I think that some ASX dividend shares look like real opportunities right now.
The share market may seem the scariest when share prices are falling, but that could be the best time to buy because that’s when prices look the cheapest.
I believe that businesses that have demonstrated long-term performance are worthwhile looking at for income.
Whitefield Industrials Ltd (ASX: WHF)
This is a listed investment company (LIC). It targets ASX blue chips, but as the name suggests it has more exposure to industrial businesses that some of the other blue-chip focused LICs like Australian United Investment Company Ltd (ASX: AUI). It avoids investing in resources. So, it could provide a more consistent performance.
It has investments in businesses like Commonwealth Bank of Australia (ASX: CBA), CSL Limited (ASX: CSL), National Australia Bank Ltd (ASX: NAB), Westpac Banking Corp (ASX: WBC), Wesfarmers Ltd (ASX: WES), Telstra Corporation Ltd (ASX: TLS) and Transurban Group (ASX: TCL).
The ASX dividend share has paid 10.25 cents per share every six months since 2019 and it’s expecting to pay another 10.25 cents for the upcoming half-year result. But, it has a long history of dividend reliability.
It has a dividend yield of 5.6%, including the franking credits.
Pinnacle Investment Management Group Ltd (ASX: PNI)
Pinnacle says that it represents a growing a diverse family of world-class investment management firms (affiliates). The idea is that Pinnacle can initially partner with leading investment managers and help them set up their own investment business, providing seed funds.

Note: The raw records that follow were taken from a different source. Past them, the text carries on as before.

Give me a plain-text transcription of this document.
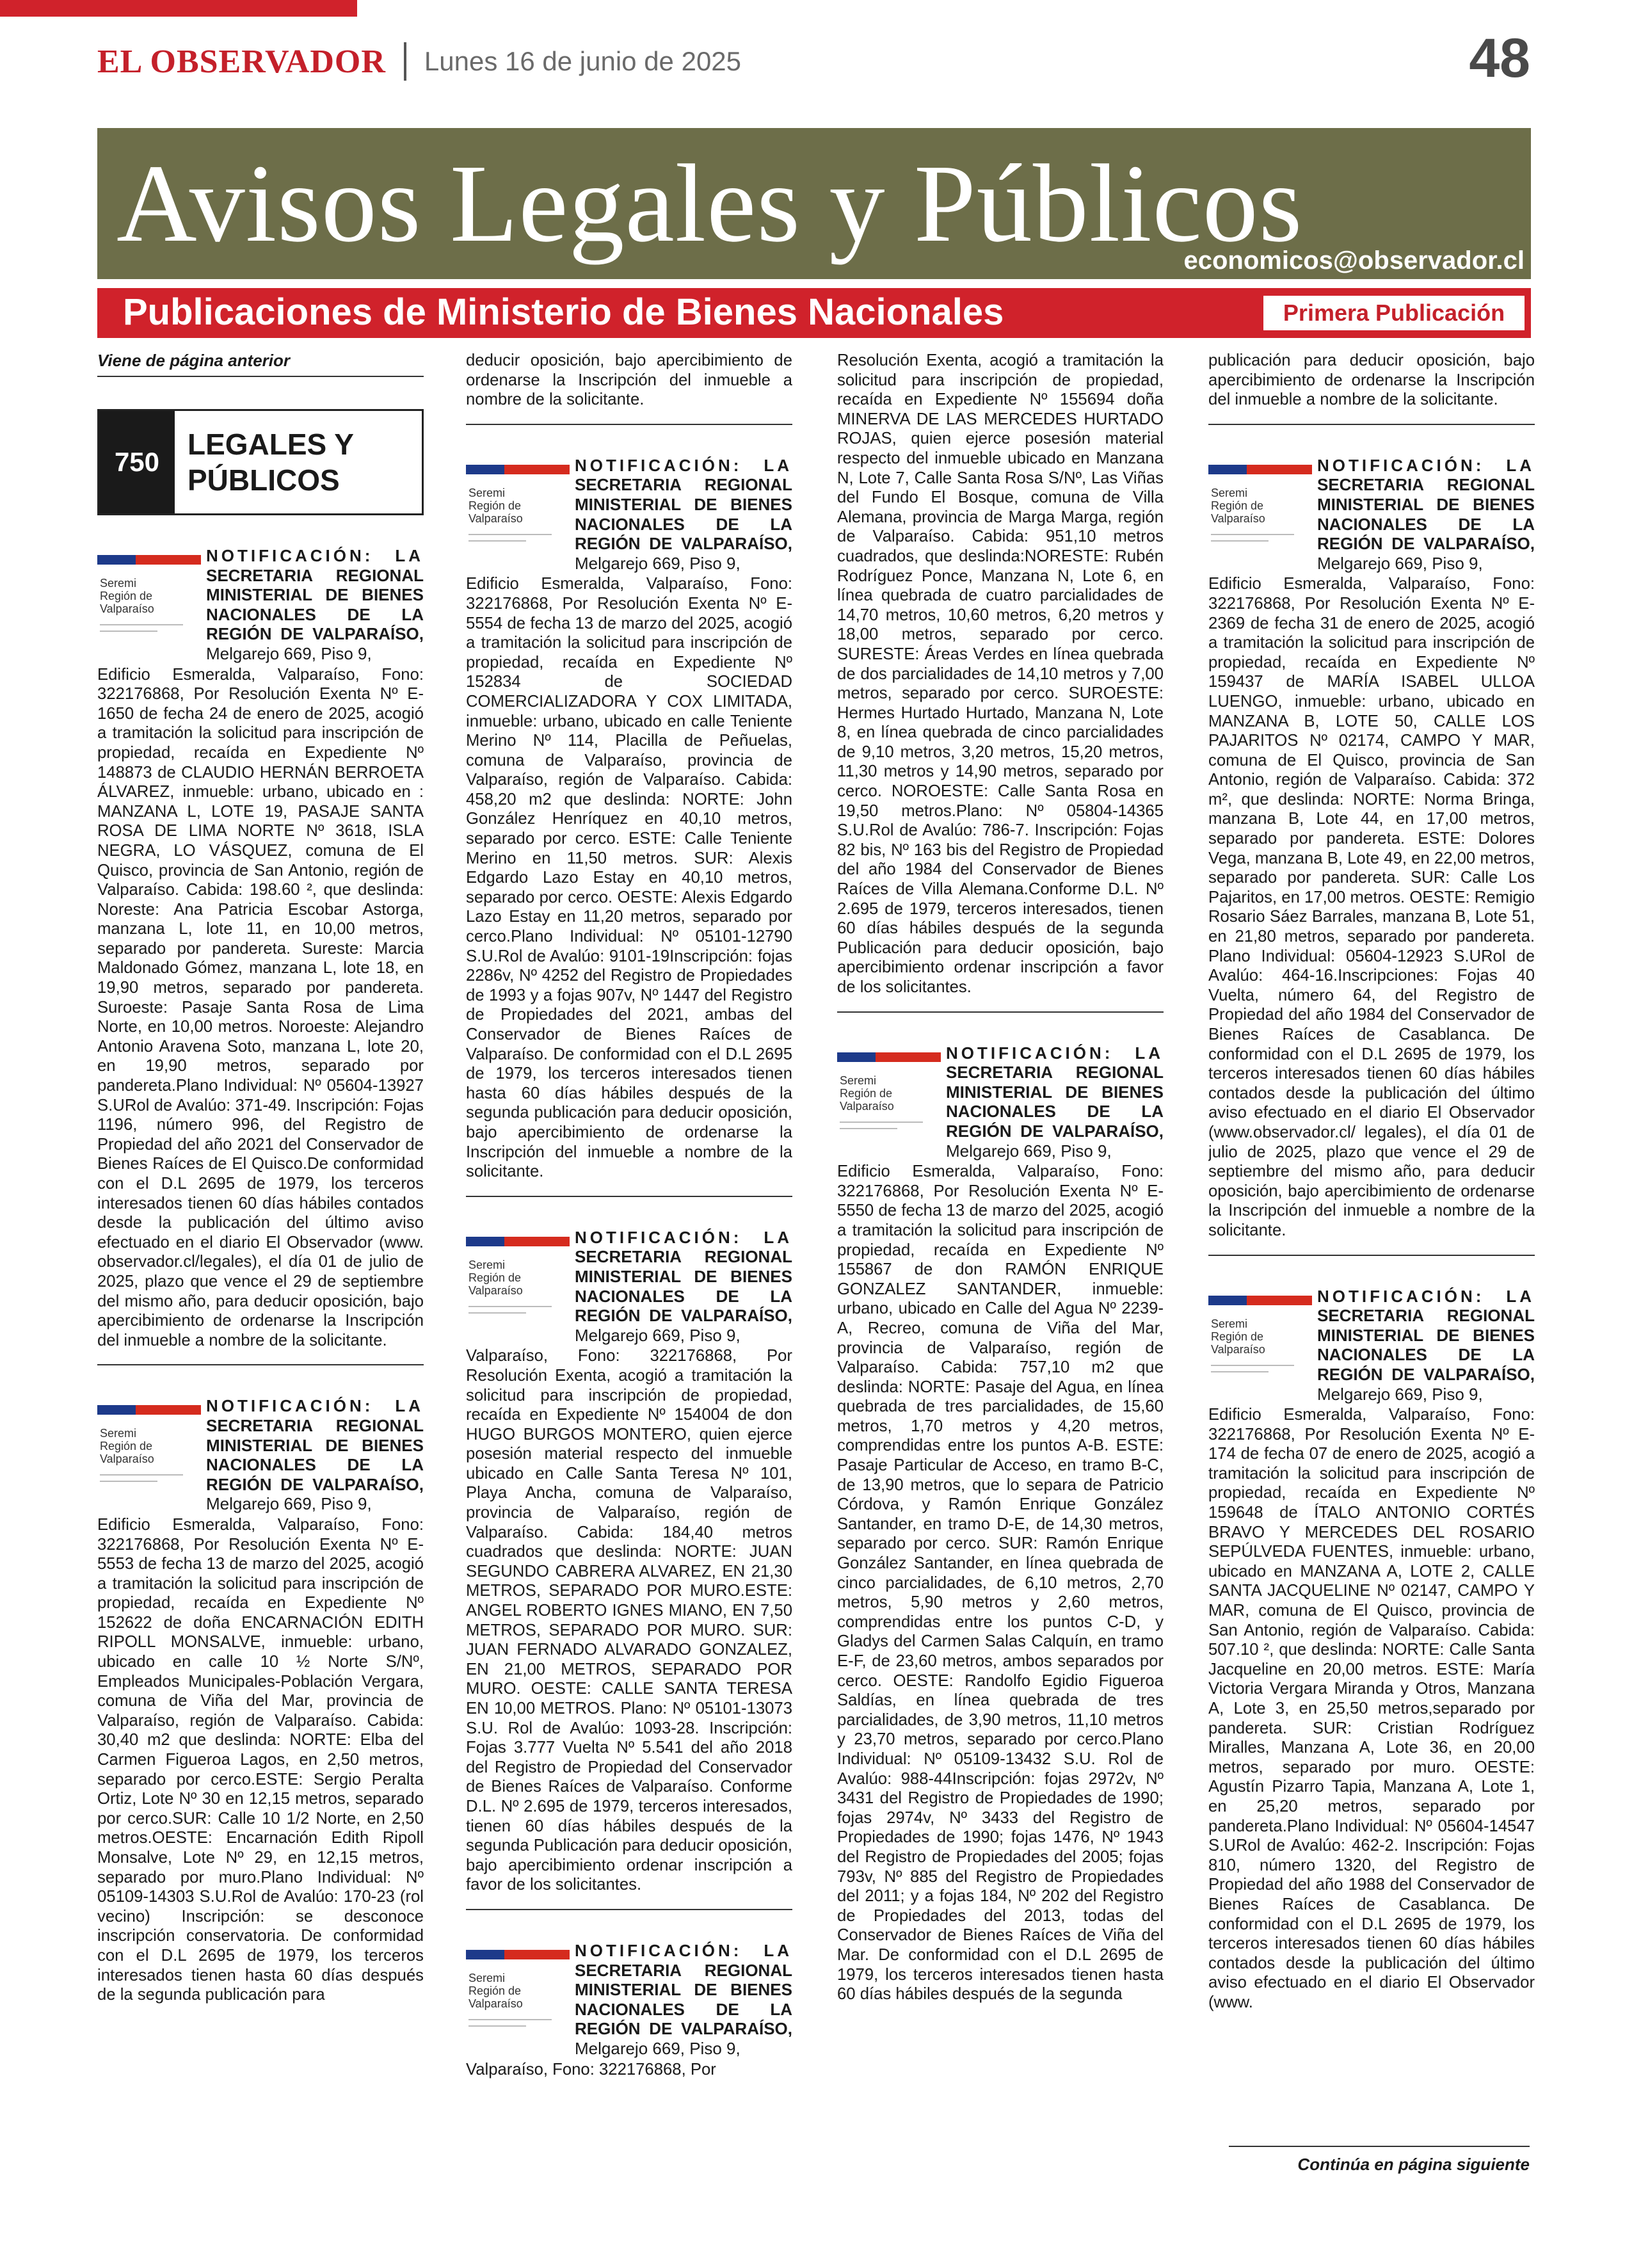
EL OBSERVADOR Lunes 16 de junio de 2025	48
Avisos Legales y Públicos
economicos@observador.cl
Publicaciones de Ministerio de Bienes Nacionales	Primera Publicación
Viene de página anterior
750
LEGALES Y
PÚBLICOS
Seremi
Región de
Valparaíso
NOTIFICACIÓN: LA SECRETARIA REGIONAL MINISTERIAL DE BIENES NACIONALES DE LA REGIÓN DE VALPARAÍSO, Melgarejo 669, Piso 9,
Edificio Esmeralda, Valparaíso, Fono: 322176868, Por Resolución Exenta Nº E-1650 de fecha 24 de enero de 2025, acogió a tramitación la solicitud para inscripción de propiedad, recaída en Expediente Nº 148873 de CLAUDIO HERNÁN BERROETA ÁLVAREZ, inmueble: urbano, ubicado en : MANZANA L, LOTE 19, PASAJE SANTA ROSA DE LIMA NORTE Nº 3618, ISLA NEGRA, LO VÁSQUEZ, comuna de El Quisco, provincia de San Antonio, región de Valparaíso. Cabida: 198.60 ², que deslinda: Noreste: Ana Patricia Escobar Astorga, manzana L, lote 11, en 10,00 metros, separado por pandereta. Sureste: Marcia Maldonado Gómez, manzana L, lote 18, en 19,90 metros, separado por pandereta. Suroeste: Pasaje Santa Rosa de Lima Norte, en 10,00 metros. Noroeste: Alejandro Antonio Aravena Soto, manzana L, lote 20, en 19,90 metros, separado por pandereta.Plano Individual: Nº 05604-13927 S.URol de Avalúo: 371-49. Inscripción: Fojas 1196, número 996, del Registro de Propiedad del año 2021 del Conservador de Bienes Raíces de El Quisco.De conformidad con el D.L 2695 de 1979, los terceros interesados tienen 60 días hábiles contados desde la publicación del último aviso efectuado en el diario El Observador (www. observador.cl/legales), el día 01 de julio de 2025, plazo que vence el 29 de septiembre del mismo año, para deducir oposición, bajo apercibimiento de ordenarse la Inscripción del inmueble a nombre de la solicitante.
Seremi
Región de
Valparaíso
NOTIFICACIÓN: LA SECRETARIA REGIONAL MINISTERIAL DE BIENES NACIONALES DE LA REGIÓN DE VALPARAÍSO, Melgarejo 669, Piso 9,
Edificio Esmeralda, Valparaíso, Fono: 322176868, Por Resolución Exenta Nº E-5553 de fecha 13 de marzo del 2025, acogió a tramitación la solicitud para inscripción de propiedad, recaída en Expediente Nº 152622 de doña ENCARNACIÓN EDITH RIPOLL MONSALVE, inmueble: urbano, ubicado en calle 10 ½ Norte S/Nº, Empleados Municipales-Población Vergara, comuna de Viña del Mar, provincia de Valparaíso, región de Valparaíso. Cabida: 30,40 m2 que deslinda: NORTE: Elba del Carmen Figueroa Lagos, en 2,50 metros, separado por cerco.ESTE: Sergio Peralta Ortiz, Lote Nº 30 en 12,15 metros, separado por cerco.SUR: Calle 10 1/2 Norte, en 2,50 metros.OESTE: Encarnación Edith Ripoll Monsalve, Lote Nº 29, en 12,15 metros, separado por muro.Plano Individual: Nº 05109-14303 S.U.Rol de Avalúo: 170-23 (rol vecino) Inscripción: se desconoce inscripción conservatoria. De conformidad con el D.L 2695 de 1979, los terceros interesados tienen hasta 60 días después de la segunda publicación para
deducir oposición, bajo apercibimiento de ordenarse la Inscripción del inmueble a nombre de la solicitante.
Seremi
Región de
Valparaíso
NOTIFICACIÓN: LA SECRETARIA REGIONAL MINISTERIAL DE BIENES NACIONALES DE LA REGIÓN DE VALPARAÍSO, Melgarejo 669, Piso 9,
Edificio Esmeralda, Valparaíso, Fono: 322176868, Por Resolución Exenta Nº E-5554 de fecha 13 de marzo del 2025, acogió a tramitación la solicitud para inscripción de propiedad, recaída en Expediente Nº 152834 de SOCIEDAD COMERCIALIZADORA Y COX LIMITADA, inmueble: urbano, ubicado en calle Teniente Merino Nº 114, Placilla de Peñuelas, comuna de Valparaíso, provincia de Valparaíso, región de Valparaíso. Cabida: 458,20 m2 que deslinda: NORTE: John González Henríquez en 40,10 metros, separado por cerco. ESTE: Calle Teniente Merino en 11,50 metros. SUR: Alexis Edgardo Lazo Estay en 40,10 metros, separado por cerco. OESTE: Alexis Edgardo Lazo Estay en 11,20 metros, separado por cerco.Plano Individual: Nº 05101-12790 S.U.Rol de Avalúo: 9101-19Inscripción: fojas 2286v, Nº 4252 del Registro de Propiedades de 1993 y a fojas 907v, Nº 1447 del Registro de Propiedades del 2021, ambas del Conservador de Bienes Raíces de Valparaíso. De conformidad con el D.L 2695 de 1979, los terceros interesados tienen hasta 60 días hábiles después de la segunda publicación para deducir oposición, bajo apercibimiento de ordenarse la Inscripción del inmueble a nombre de la solicitante.
Seremi
Región de
Valparaíso
NOTIFICACIÓN: LA SECRETARIA REGIONAL MINISTERIAL DE BIENES NACIONALES DE LA REGIÓN DE VALPARAÍSO, Melgarejo 669, Piso 9,
Valparaíso, Fono: 322176868, Por Resolución Exenta, acogió a tramitación la solicitud para inscripción de propiedad, recaída en Expediente Nº 154004 de don HUGO BURGOS MONTERO, quien ejerce posesión material respecto del inmueble ubicado en Calle Santa Teresa Nº 101, Playa Ancha, comuna de Valparaíso, provincia de Valparaíso, región de Valparaíso. Cabida: 184,40 metros cuadrados que deslinda: NORTE: JUAN SEGUNDO CABRERA ALVAREZ, EN 21,30 METROS, SEPARADO POR MURO.ESTE: ANGEL ROBERTO IGNES MIANO, EN 7,50 METROS, SEPARADO POR MURO. SUR: JUAN FERNADO ALVARADO GONZALEZ, EN 21,00 METROS, SEPARADO POR MURO. OESTE: CALLE SANTA TERESA EN 10,00 METROS. Plano: Nº 05101-13073 S.U. Rol de Avalúo: 1093-28. Inscripción: Fojas 3.777 Vuelta Nº 5.541 del año 2018 del Registro de Propiedad del Conservador de Bienes Raíces de Valparaíso. Conforme D.L. Nº 2.695 de 1979, terceros interesados, tienen 60 días hábiles después de la segunda Publicación para deducir oposición, bajo apercibimiento ordenar inscripción a favor de los solicitantes.
Seremi
Región de
Valparaíso
NOTIFICACIÓN: LA SECRETARIA REGIONAL MINISTERIAL DE BIENES NACIONALES DE LA REGIÓN DE VALPARAÍSO, Melgarejo 669, Piso 9,
Valparaíso, Fono: 322176868, Por
Resolución Exenta, acogió a tramitación la solicitud para inscripción de propiedad, recaída en Expediente Nº 155694 doña MINERVA DE LAS MERCEDES HURTADO ROJAS, quien ejerce posesión material respecto del inmueble ubicado en Manzana N, Lote 7, Calle Santa Rosa S/Nº, Las Viñas del Fundo El Bosque, comuna de Villa Alemana, provincia de Marga Marga, región de Valparaíso. Cabida: 951,10 metros cuadrados, que deslinda:NORESTE: Rubén Rodríguez Ponce, Manzana N, Lote 6, en línea quebrada de cuatro parcialidades de 14,70 metros, 10,60 metros, 6,20 metros y 18,00 metros, separado por cerco. SURESTE: Áreas Verdes en línea quebrada de dos parcialidades de 14,10 metros y 7,00 metros, separado por cerco. SUROESTE: Hermes Hurtado Hurtado, Manzana N, Lote 8, en línea quebrada de cinco parcialidades de 9,10 metros, 3,20 metros, 15,20 metros, 11,30 metros y 14,90 metros, separado por cerco. NOROESTE: Calle Santa Rosa en 19,50 metros.Plano: Nº 05804-14365 S.U.Rol de Avalúo: 786-7. Inscripción: Fojas 82 bis, Nº 163 bis del Registro de Propiedad del año 1984 del Conservador de Bienes Raíces de Villa Alemana.Conforme D.L. Nº 2.695 de 1979, terceros interesados, tienen 60 días hábiles después de la segunda Publicación para deducir oposición, bajo apercibimiento ordenar inscripción a favor de los solicitantes.
Seremi
Región de
Valparaíso
NOTIFICACIÓN: LA SECRETARIA REGIONAL MINISTERIAL DE BIENES NACIONALES DE LA REGIÓN DE VALPARAÍSO, Melgarejo 669, Piso 9,
Edificio Esmeralda, Valparaíso, Fono: 322176868, Por Resolución Exenta Nº E-5550 de fecha 13 de marzo del 2025, acogió a tramitación la solicitud para inscripción de propiedad, recaída en Expediente Nº 155867 de don RAMÓN ENRIQUE GONZALEZ SANTANDER, inmueble: urbano, ubicado en Calle del Agua Nº 2239-A, Recreo, comuna de Viña del Mar, provincia de Valparaíso, región de Valparaíso. Cabida: 757,10 m2 que deslinda: NORTE: Pasaje del Agua, en línea quebrada de tres parcialidades, de 15,60 metros, 1,70 metros y 4,20 metros, comprendidas entre los puntos A-B. ESTE: Pasaje Particular de Acceso, en tramo B-C, de 13,90 metros, que lo separa de Patricio Córdova, y Ramón Enrique González Santander, en tramo D-E, de 14,30 metros, separado por cerco. SUR: Ramón Enrique González Santander, en línea quebrada de cinco parcialidades, de 6,10 metros, 2,70 metros, 5,90 metros y 2,60 metros, comprendidas entre los puntos C-D, y Gladys del Carmen Salas Calquín, en tramo E-F, de 23,60 metros, ambos separados por cerco. OESTE: Randolfo Egidio Figueroa Saldías, en línea quebrada de tres parcialidades, de 3,90 metros, 11,10 metros y 23,70 metros, separado por cerco.Plano Individual: Nº 05109-13432 S.U. Rol de Avalúo: 988-44Inscripción: fojas 2972v, Nº 3431 del Registro de Propiedades de 1990; fojas 2974v, Nº 3433 del Registro de Propiedades de 1990; fojas 1476, Nº 1943 del Registro de Propiedades del 2005; fojas 793v, Nº 885 del Registro de Propiedades del 2011; y a fojas 184, Nº 202 del Registro de Propiedades del 2013, todas del Conservador de Bienes Raíces de Viña del Mar. De conformidad con el D.L 2695 de 1979, los terceros interesados tienen hasta 60 días hábiles después de la segunda
publicación para deducir oposición, bajo apercibimiento de ordenarse la Inscripción del inmueble a nombre de la solicitante.
Seremi
Región de
Valparaíso
NOTIFICACIÓN: LA SECRETARIA REGIONAL MINISTERIAL DE BIENES NACIONALES DE LA REGIÓN DE VALPARAÍSO, Melgarejo 669, Piso 9,
Edificio Esmeralda, Valparaíso, Fono: 322176868, Por Resolución Exenta Nº E-2369 de fecha 31 de enero de 2025, acogió a tramitación la solicitud para inscripción de propiedad, recaída en Expediente Nº 159437 de MARÍA ISABEL ULLOA LUENGO, inmueble: urbano, ubicado en MANZANA B, LOTE 50, CALLE LOS PAJARITOS Nº 02174, CAMPO Y MAR, comuna de El Quisco, provincia de San Antonio, región de Valparaíso. Cabida: 372 m², que deslinda: NORTE: Norma Bringa, manzana B, Lote 44, en 17,00 metros, separado por pandereta. ESTE: Dolores Vega, manzana B, Lote 49, en 22,00 metros, separado por pandereta. SUR: Calle Los Pajaritos, en 17,00 metros. OESTE: Remigio Rosario Sáez Barrales, manzana B, Lote 51, en 21,80 metros, separado por pandereta. Plano Individual: 05604-12923 S.URol de Avalúo: 464-16.Inscripciones: Fojas 40 Vuelta, número 64, del Registro de Propiedad del año 1984 del Conservador de Bienes Raíces de Casablanca. De conformidad con el D.L 2695 de 1979, los terceros interesados tienen 60 días hábiles contados desde la publicación del último aviso efectuado en el diario El Observador (www.observador.cl/ legales), el día 01 de julio de 2025, plazo que vence el 29 de septiembre del mismo año, para deducir oposición, bajo apercibimiento de ordenarse la Inscripción del inmueble a nombre de la solicitante.
Seremi
Región de
Valparaíso
NOTIFICACIÓN: LA SECRETARIA REGIONAL MINISTERIAL DE BIENES NACIONALES DE LA REGIÓN DE VALPARAÍSO, Melgarejo 669, Piso 9,
Edificio Esmeralda, Valparaíso, Fono: 322176868, Por Resolución Exenta Nº E-174 de fecha 07 de enero de 2025, acogió a tramitación la solicitud para inscripción de propiedad, recaída en Expediente Nº 159648 de ÍTALO ANTONIO CORTÉS BRAVO Y MERCEDES DEL ROSARIO SEPÚLVEDA FUENTES, inmueble: urbano, ubicado en MANZANA A, LOTE 2, CALLE SANTA JACQUELINE Nº 02147, CAMPO Y MAR, comuna de El Quisco, provincia de San Antonio, región de Valparaíso. Cabida: 507.10 ², que deslinda: NORTE: Calle Santa Jacqueline en 20,00 metros. ESTE: María Victoria Vergara Miranda y Otros, Manzana A, Lote 3, en 25,50 metros,separado por pandereta. SUR: Cristian Rodríguez Miralles, Manzana A, Lote 36, en 20,00 metros, separado por muro. OESTE: Agustín Pizarro Tapia, Manzana A, Lote 1, en 25,20 metros, separado por pandereta.Plano Individual: Nº 05604-14547 S.URol de Avalúo: 462-2. Inscripción: Fojas 810, número 1320, del Registro de Propiedad del año 1988 del Conservador de Bienes Raíces de Casablanca. De conformidad con el D.L 2695 de 1979, los terceros interesados tienen 60 días hábiles contados desde la publicación del último aviso efectuado en el diario El Observador (www.
Continúa en página siguiente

The ASX dividend share can also help with ongoing administrative tasks such as compliance, legal and so on.
It reports the total funds under management (FUM) which is managed by affiliates. That’s spread across ASX shares, global shares, ‘real’ assets and credit/debt investing.
After a drop of more than 45% since the start of the year for the Pinnacle share price, the dividend yield now looks pretty good.
The projection on Commsec suggests a total dividend of 33.8 cents in FY23. That’s a 5.6% yield including the franking credits.
I think this business can continue to grow as its affiliates attract FUM due to performance, and Pinnacle can also expand its portfolio locally and globally. This could be one of the ASX dividend shares that rebounds significantly when investment markets start properly recovering.